Due to the species’ widespread geographic distribution and no immediate threats to its survival, the saddleback tamarin is classified as Least Concern by the International Union for Conservation of Nature (IUCN, April 2020), appearing on the IUCN Red List of Threatened Species.
These monkeys are routinely killed, however. Locals hunt them for their flesh, known as “bushmeat.” (Although, being such small monkeys, they are less of a meal than more heavily hunted larger monkeys.) Babies are kidnapped (after killing the mothers) and sold into the illicit wildlife pet trade. But because these activities have not (yet) resulted in a significant population decline, the species’s overall population is considered stable. And while habitat loss may not be a paramount, immediate threat against this species—only because of the monkeys’ large population numbers—deforestation throughout their Amazon Basin home is a dire reality.
Furthermore, the deliberate destruction of pristine forest habitat for agricultural, logging, and mining purposes has been linked to devastating fires throughout the Amazon rainforest. Besides the negative impact on biodiversity in the region, these fires exacerbate the climate crisis by increasing the release of greenhouse gases.
According to the conservation group Monitoring of the Andean Amazon Project, the countries with the highest primary forest loss in 2020 were: 1) Brazil, 2) Bolivia, 3) Peru, 4) Colombia, 5) Venezuela, and 6) Ecuador—home countries of saddleback tamarins.
It gets worse. Local socio-environmental/climate crisis activists—those individuals protesting, rallying, and raising their voices to save their countries’ rainforests—face grave danger. According to the human rights watchdog group Global Witness, in 2019 (the most recent year reported), more than 212 people were killed worldwide while defending the environment. This somber number includes 64 environmental activists in Colombia and 24 in Brazil. The dead were environmental activists, members of indigenous tribes, and farmers trying to defend their livelihood from exploitation.
And it gets even worse. A cultural of impunity pervades the Amazon rainforest region, particularly in Brazil, where intimidation and murder of activists remains a dire threat. Nearly 90 percent of these murderers have never been brought to justice. Rather, it’s the activists who have been portrayed as criminals or “environmental terrorists.” Collusion between an indifferent government and a corrupt police force allow these environmentalist killings to continue.
The saddleback tamarin is listed in Appendix II of the Convention on International Trade in Endangered Species (CITES), an international agreement between governments whose goal is to ensure that international trade in specimens of wild animals and plants does not threaten their survival.
Those saddleback tamarins living within the boundaries of wildlife reserves, such as the Tambopata National Reserve in Peru, are afforded a level of protection.

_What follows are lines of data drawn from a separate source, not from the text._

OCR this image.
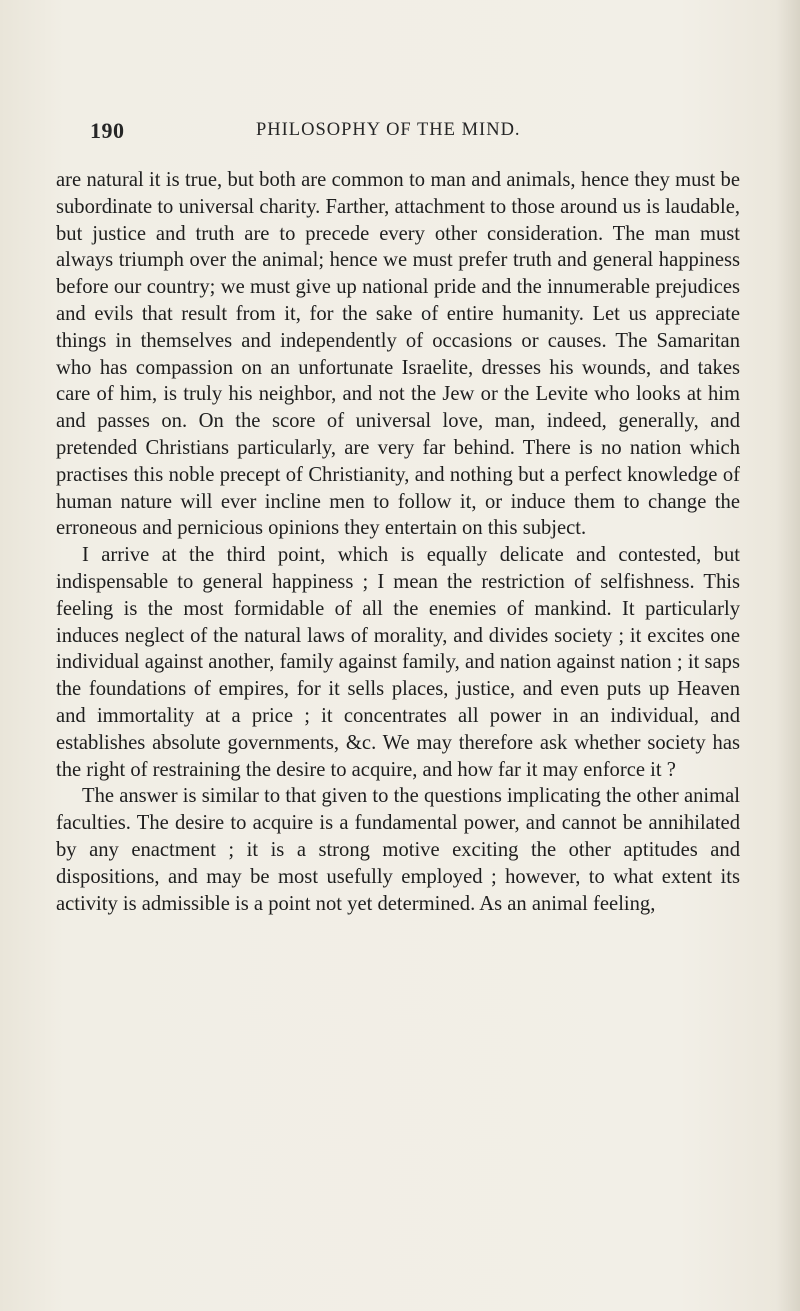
190	PHILOSOPHY OF THE MIND.

are natural it is true, but both are common to man and animals, hence they must be subordinate to universal charity. Farther, attachment to those around us is laudable, but justice and truth are to precede every other consideration. The man must always triumph over the animal; hence we must prefer truth and general happiness before our country; we must give up national pride and the innumerable prejudices and evils that result from it, for the sake of entire humanity. Let us appreciate things in themselves and independently of occasions or causes. The Samaritan who has compassion on an unfortunate Israelite, dresses his wounds, and takes care of him, is truly his neighbor, and not the Jew or the Levite who looks at him and passes on. On the score of universal love, man, indeed, generally, and pretended Christians particularly, are very far behind. There is no nation which practises this noble precept of Christianity, and nothing but a perfect knowledge of human nature will ever incline men to follow it, or induce them to change the erroneous and pernicious opinions they entertain on this subject.

I arrive at the third point, which is equally delicate and contested, but indispensable to general happiness ; I mean the restriction of selfishness. This feeling is the most formidable of all the enemies of mankind. It particularly induces neglect of the natural laws of morality, and divides society ; it excites one individual against another, family against family, and nation against nation ; it saps the foundations of empires, for it sells places, justice, and even puts up Heaven and immortality at a price ; it concentrates all power in an individual, and establishes absolute governments, &c. We may therefore ask whether society has the right of restraining the desire to acquire, and how far it may enforce it ?

The answer is similar to that given to the questions implicating the other animal faculties. The desire to acquire is a fundamental power, and cannot be annihilated by any enactment ; it is a strong motive exciting the other aptitudes and dispositions, and may be most usefully employed ; however, to what extent its activity is admissible is a point not yet determined. As an animal feeling,
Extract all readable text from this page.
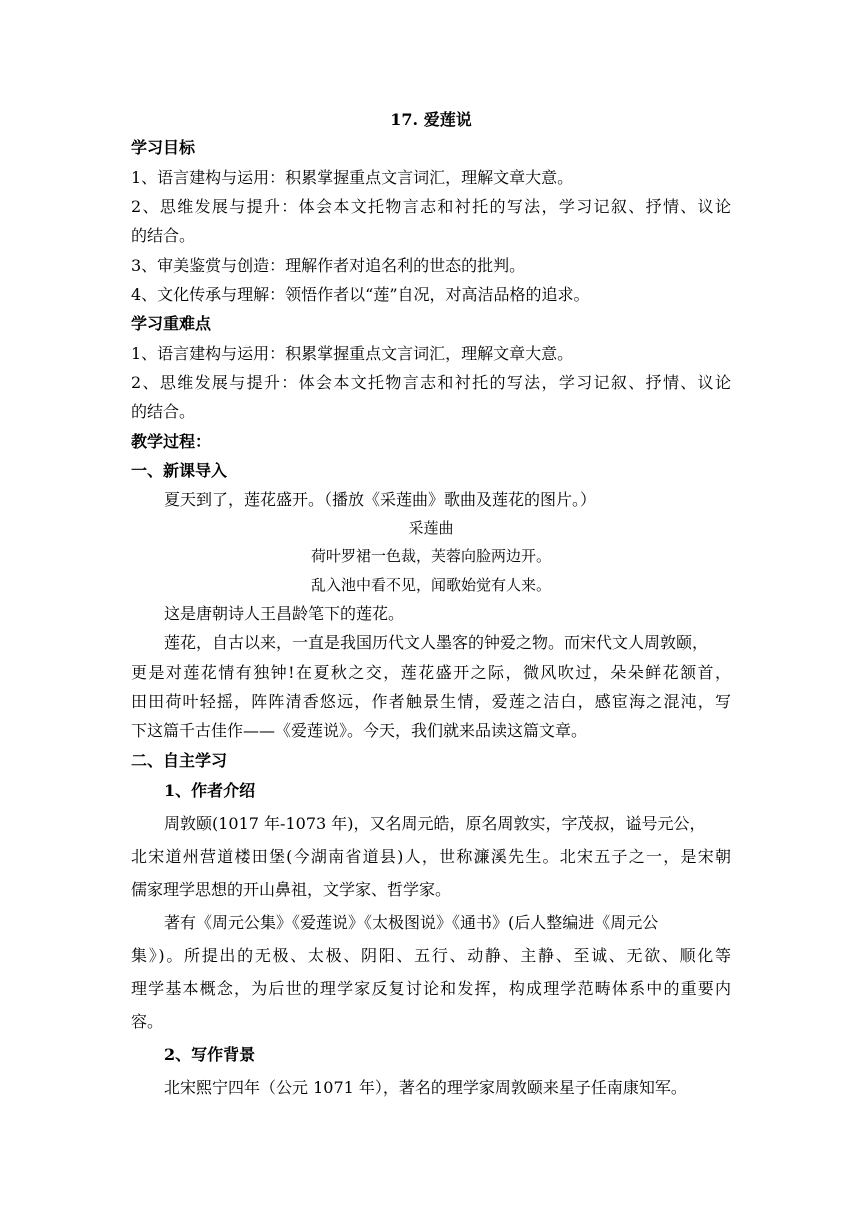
17. 爱莲说
学习目标
1、语言建构与运用：积累掌握重点文言词汇，理解文章大意。
2、思维发展与提升：体会本文托物言志和衬托的写法，学习记叙、抒情、议论
的结合。
3、审美鉴赏与创造：理解作者对追名利的世态的批判。
4、文化传承与理解：领悟作者以“莲”自况，对高洁品格的追求。
学习重难点
1、语言建构与运用：积累掌握重点文言词汇，理解文章大意。
2、思维发展与提升：体会本文托物言志和衬托的写法，学习记叙、抒情、议论
的结合。
教学过程：
一、新课导入
夏天到了，莲花盛开。（播放《采莲曲》歌曲及莲花的图片。）
采莲曲
荷叶罗裙一色裁，芙蓉向脸两边开。
乱入池中看不见，闻歌始觉有人来。
这是唐朝诗人王昌龄笔下的莲花。
莲花，自古以来，一直是我国历代文人墨客的钟爱之物。而宋代文人周敦颐，
更是对莲花情有独钟!在夏秋之交，莲花盛开之际，微风吹过，朵朵鲜花颔首，
田田荷叶轻摇，阵阵清香悠远，作者触景生情，爱莲之洁白，感宦海之混沌，写
下这篇千古佳作——《爱莲说》。今天，我们就来品读这篇文章。
二、自主学习
1、作者介绍
周敦颐(1017 年-1073 年)，又名周元皓，原名周敦实，字茂叔，谥号元公，
北宋道州营道楼田堡(今湖南省道县)人，世称濂溪先生。北宋五子之一，是宋朝
儒家理学思想的开山鼻祖，文学家、哲学家。
著有《周元公集》《爱莲说》《太极图说》《通书》(后人整编进《周元公
集》)。所提出的无极、太极、阴阳、五行、动静、主静、至诚、无欲、顺化等
理学基本概念，为后世的理学家反复讨论和发挥，构成理学范畴体系中的重要内
容。
2、写作背景
北宋熙宁四年（公元 1071 年），著名的理学家周敦颐来星子任南康知军。
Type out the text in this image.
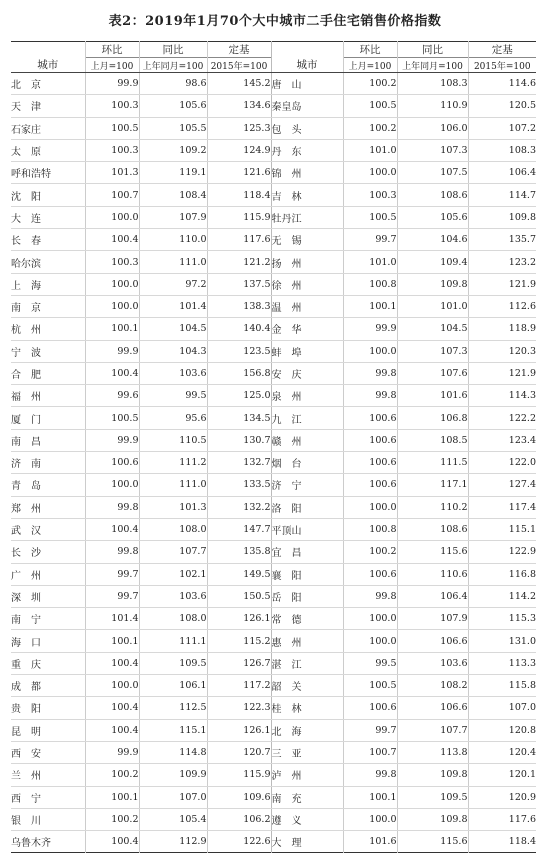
表2：2019年1月70个大中城市二手住宅销售价格指数
城市	环比	同比	定基	城市	环比	同比	定基
	上月=100	上年同月=100	2015年=100		上月=100	上年同月=100	2015年=100
北　京	99.9	98.6	145.2	唐　山	100.2	108.3	114.6
天　津	100.3	105.6	134.6	秦皇岛	100.5	110.9	120.5
石家庄	100.5	105.5	125.3	包　头	100.2	106.0	107.2
太　原	100.3	109.2	124.9	丹　东	101.0	107.3	108.3
呼和浩特	101.3	119.1	121.6	锦　州	100.0	107.5	106.4
沈　阳	100.7	108.4	118.4	吉　林	100.3	108.6	114.7
大　连	100.0	107.9	115.9	牡丹江	100.5	105.6	109.8
长　春	100.4	110.0	117.6	无　锡	99.7	104.6	135.7
哈尔滨	100.3	111.0	121.2	扬　州	101.0	109.4	123.2
上　海	100.0	97.2	137.5	徐　州	100.8	109.8	121.9
南　京	100.0	101.4	138.3	温　州	100.1	101.0	112.6
杭　州	100.1	104.5	140.4	金　华	99.9	104.5	118.9
宁　波	99.9	104.3	123.5	蚌　埠	100.0	107.3	120.3
合　肥	100.4	103.6	156.8	安　庆	99.8	107.6	121.9
福　州	99.6	99.5	125.0	泉　州	99.8	101.6	114.3
厦　门	100.5	95.6	134.5	九　江	100.6	106.8	122.2
南　昌	99.9	110.5	130.7	赣　州	100.6	108.5	123.4
济　南	100.6	111.2	132.7	烟　台	100.6	111.5	122.0
青　岛	100.0	111.0	133.5	济　宁	100.6	117.1	127.4
郑　州	99.8	101.3	132.2	洛　阳	100.0	110.2	117.4
武　汉	100.4	108.0	147.7	平顶山	100.8	108.6	115.1
长　沙	99.8	107.7	135.8	宜　昌	100.2	115.6	122.9
广　州	99.7	102.1	149.5	襄　阳	100.6	110.6	116.8
深　圳	99.7	103.6	150.5	岳　阳	99.8	106.4	114.2
南　宁	101.4	108.0	126.1	常　德	100.0	107.9	115.3
海　口	100.1	111.1	115.2	惠　州	100.0	106.6	131.0
重　庆	100.4	109.5	126.7	湛　江	99.5	103.6	113.3
成　都	100.0	106.1	117.2	韶　关	100.5	108.2	115.8
贵　阳	100.4	112.5	122.3	桂　林	100.6	106.6	107.0
昆　明	100.4	115.1	126.1	北　海	99.7	107.7	120.8
西　安	99.9	114.8	120.7	三　亚	100.7	113.8	120.4
兰　州	100.2	109.9	115.9	泸　州	99.8	109.8	120.1
西　宁	100.1	107.0	109.6	南　充	100.1	109.5	120.9
银　川	100.2	105.4	106.2	遵　义	100.0	109.8	117.6
乌鲁木齐	100.4	112.9	122.6	大　理	101.6	115.6	118.4
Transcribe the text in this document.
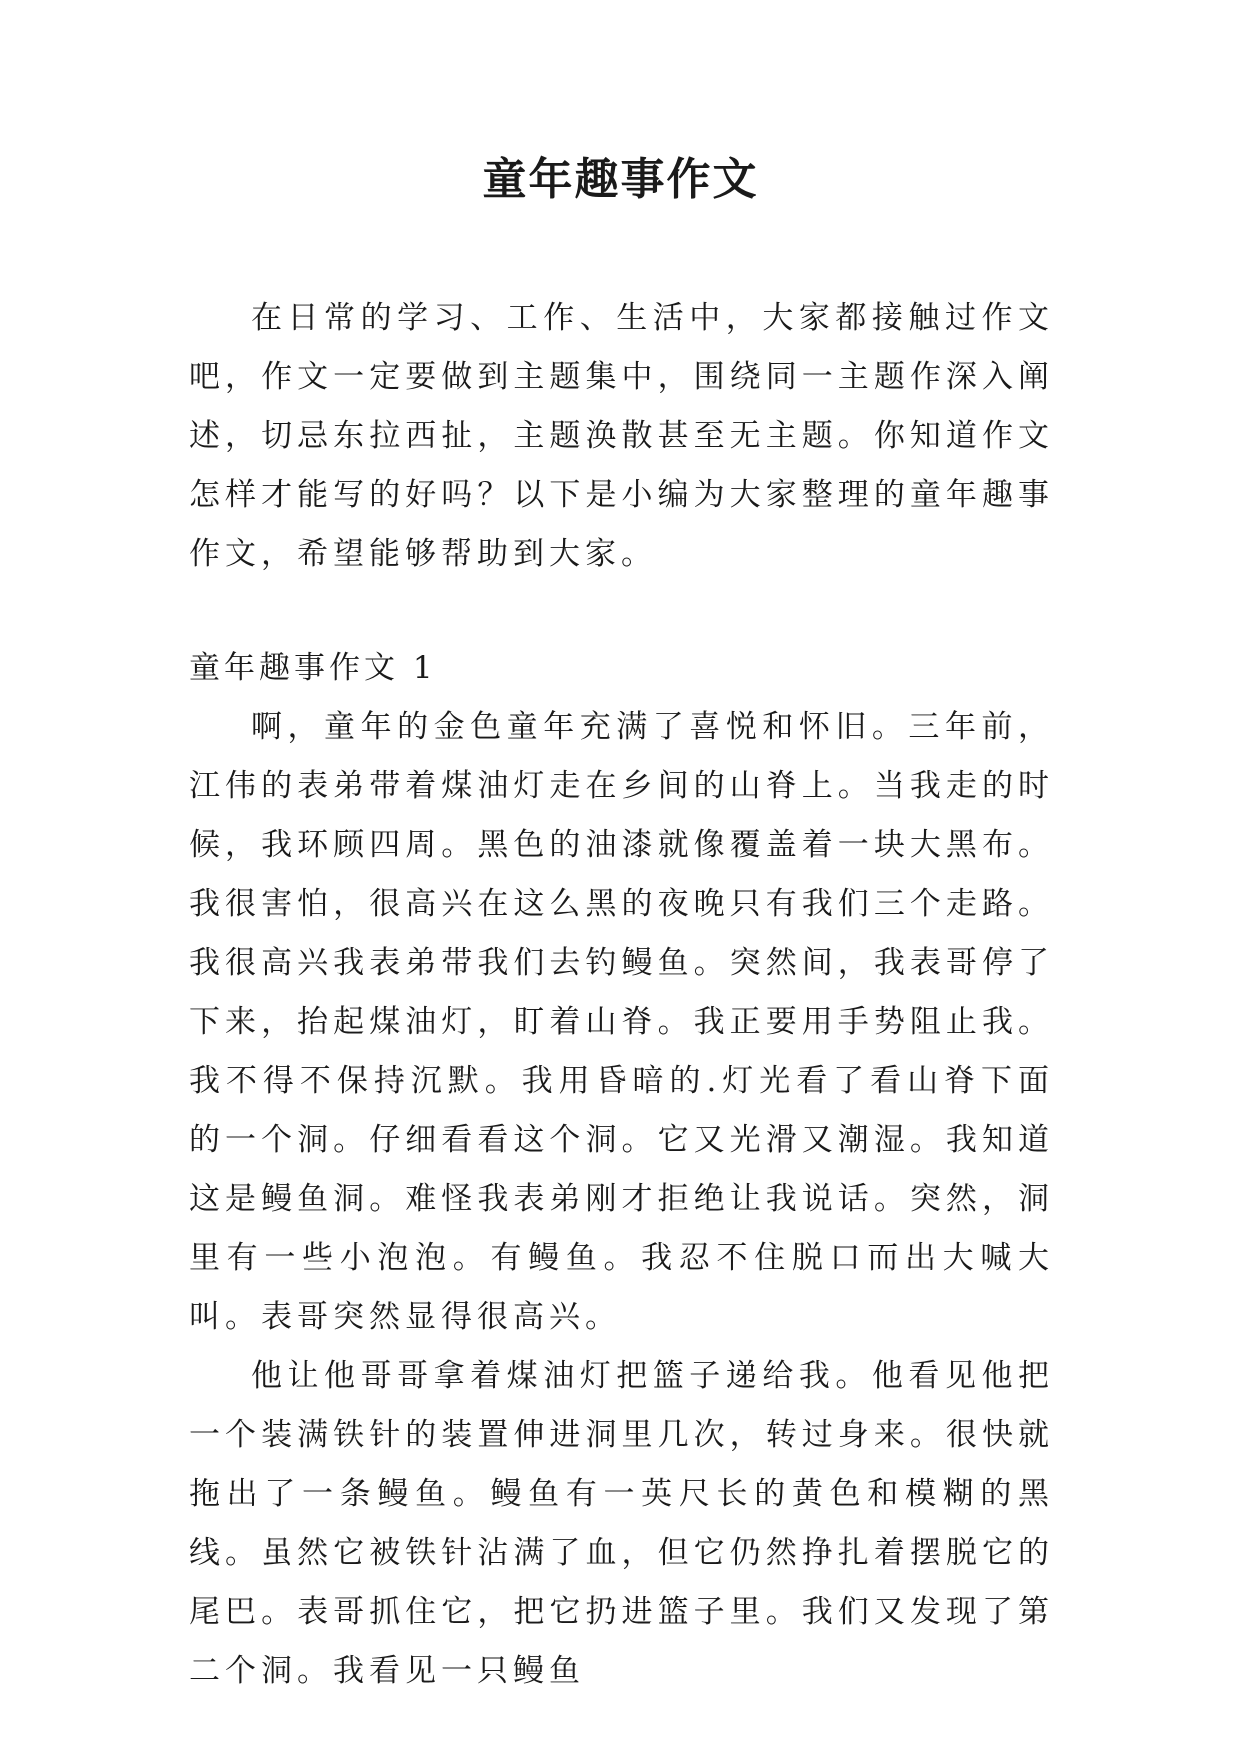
童年趣事作文

在日常的学习、工作、生活中，大家都接触过作文吧，作文一定要做到主题集中，围绕同一主题作深入阐述，切忌东拉西扯，主题涣散甚至无主题。你知道作文怎样才能写的好吗？以下是小编为大家整理的童年趣事作文，希望能够帮助到大家。

童年趣事作文 1

啊，童年的金色童年充满了喜悦和怀旧。三年前，江伟的表弟带着煤油灯走在乡间的山脊上。当我走的时候，我环顾四周。黑色的油漆就像覆盖着一块大黑布。我很害怕，很高兴在这么黑的夜晚只有我们三个走路。我很高兴我表弟带我们去钓鳗鱼。突然间，我表哥停了下来，抬起煤油灯，盯着山脊。我正要用手势阻止我。我不得不保持沉默。我用昏暗的.灯光看了看山脊下面的一个洞。仔细看看这个洞。它又光滑又潮湿。我知道这是鳗鱼洞。难怪我表弟刚才拒绝让我说话。突然，洞里有一些小泡泡。有鳗鱼。我忍不住脱口而出大喊大叫。表哥突然显得很高兴。

他让他哥哥拿着煤油灯把篮子递给我。他看见他把一个装满铁针的装置伸进洞里几次，转过身来。很快就拖出了一条鳗鱼。鳗鱼有一英尺长的黄色和模糊的黑线。虽然它被铁针沾满了血，但它仍然挣扎着摆脱它的尾巴。表哥抓住它，把它扔进篮子里。我们又发现了第二个洞。我看见一只鳗鱼
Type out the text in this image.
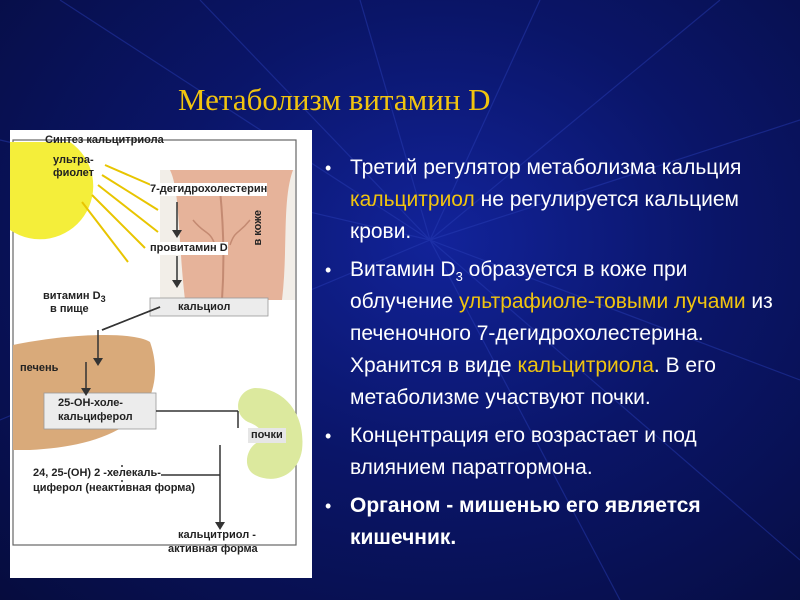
Метаболизм витамин D
Синтез кальцитриола
ультра-
фиолет
7-дегидрохолестерин
в коже
провитамин D
кальциол
витамин $D_3$
в пище
печень
25-OH-холе-
кальциферол
почки
24, 25-(OH) 2 -хелекаль-
циферол (неактивная форма)
кальцитриол -
активная форма
• Третий регулятор метаболизма кальция кальцитриол не регулируется кальцием крови.
• Витамин $D_3$ образуется в коже при облучение ультрафиоле-товыми лучами из печеночного 7-дегидрохолестерина. Хранится в виде кальцитриола. В его метаболизме участвуют почки.
• Концентрация его возрастает и под влиянием паратгормона.
• Органом - мишенью его является кишечник.
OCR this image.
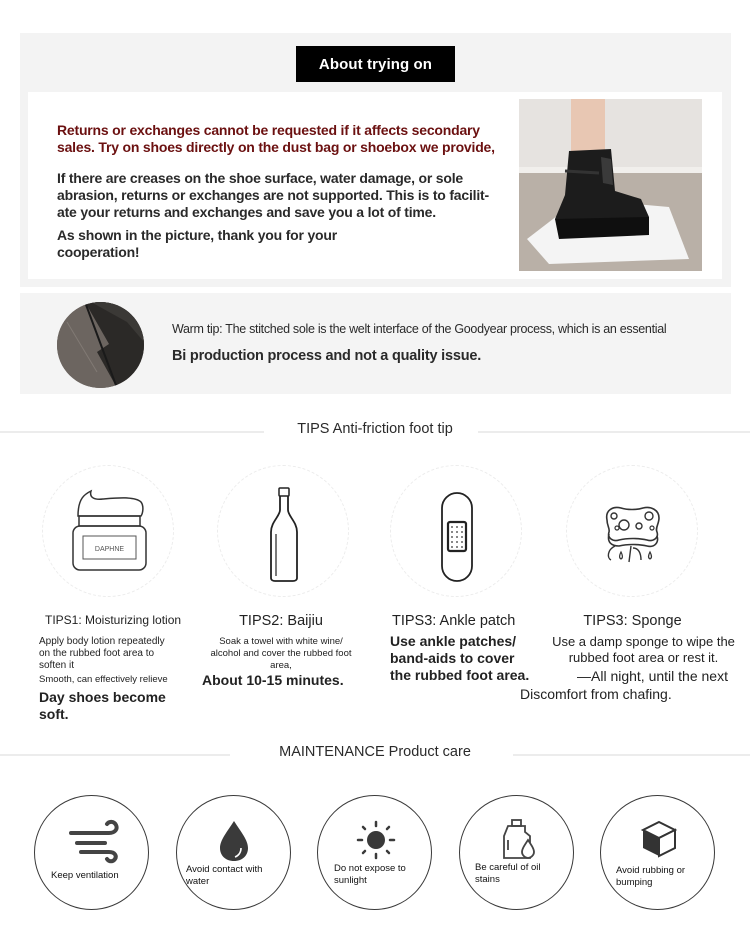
About trying on
Returns or exchanges cannot be requested if it affects secondary
sales. Try on shoes directly on the dust bag or shoebox we provide,
If there are creases on the shoe surface, water damage, or sole
abrasion, returns or exchanges are not supported. This is to facilit-
ate your returns and exchanges and save you a lot of time.
As shown in the picture, thank you for your
cooperation!
Warm tip: The stitched sole is the welt interface of the Goodyear process, which is an essential
Bi production process and not a quality issue.
TIPS Anti-friction foot tip
DAPHNE
TIPS1: Moisturizing lotion
Apply body lotion repeatedly
on the rubbed foot area to
soften it
Smooth, can effectively relieve
Day shoes become
soft.
TIPS2: Baijiu
Soak a towel with white wine/
alcohol and cover the rubbed foot
area,
About 10-15 minutes.
TIPS3: Ankle patch
Use ankle patches/
band-aids to cover
the rubbed foot area.
TIPS3: Sponge
Use a damp sponge to wipe the
rubbed foot area or rest it.
—All night, until the next
Discomfort from chafing.
MAINTENANCE Product care
Keep ventilation
Avoid contact with
water
Do not expose to
sunlight
Be careful of oil
stains
Avoid rubbing or
bumping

Conservationists call for further studies of this species, particularly its life history, ecology, and population trends. But conservation efforts must also consider human preservation. Pointedly, locals who hunt these small monkeys do so for reasons of subsistence. Likewise, locals who capture the monkeys for the wildlife trade do so to put a bit of much-needed cash in their pockets. Alternative resources that improve quality of life for indigenous people along with the creation of educational programs are critical in protecting this (and all) species. Successful conservation is about survival . . . for both human and nonhuman primates.
And most certainly, protections for those who advocate on behalf of the environment must be created, strengthened, and enforced.
In addition to Monitoring of the Andean Amazon Project and Global Witness, other conservation groups working to raise awareness, and thereby saving tamarin habitat, include The Nature Conservancy, Saving Nature, and Rainforest Trust.